Concebida com apoio do programa Pesquisa Inovativa em
Pequenas Empresas (PIPE), da Fapesp, a ferramenta poderá ser empregada pelas
indústrias cervejeiras em todas as etapas da produção da bebida e nos pontos de
venda.
“As cervejarias já costumam monitorar a presença de
microrganismos deteriorantes não apenas no produto final, mas também em
amostras da bebida coletadas em pontos críticos da linha de produção”, diz Rene
Aduan Junior, biotecnólogo e mestre cervejeiro da EasyOmics. “Com a ferramenta
que estamos desenvolvendo será possível fazer isso em diversas outras etapas e
locais do processo: da matéria-prima ao ponto de venda. Isso vai permitir
identificar a presença de deteriorantes com mais rapidez, sensibilidade e precisão”,
afirma.
De acordo com Aduan, as provas de conceito do dispositivo já
foram realizadas e permitem prever que a pesquisa aplicada comece a ocorrer
dentro das cervejarias ainda neste ano.
“Estamos a caminho de finalizar o protótipo que vai poder ser aplicado nas empresas.”
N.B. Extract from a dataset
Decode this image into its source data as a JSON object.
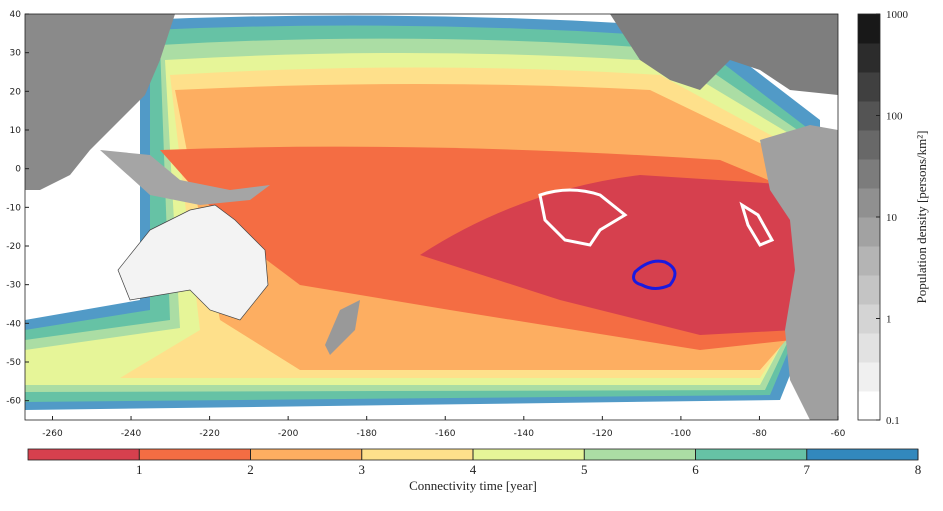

Segundo ele, um dispositivo convencional para essa finalidade
custa hoje entre R$ 50 mil e R$ 60 mil. “Queremos ter uma opção mais barata
para chegar às cervejarias menores. Apesar de a maior parte do mercado ser
dominada pelas grandes empresas, com algo como 90%, queremos oferecer soluções
para médias, pequenas e microempresas. Sabemos que é importante levar a inovação
aonde ela não existe.”
Os pesquisadores da startup querem desenvolver um sistema
simples e compacto, que pode ser deslocado facilmente para onde for necessário.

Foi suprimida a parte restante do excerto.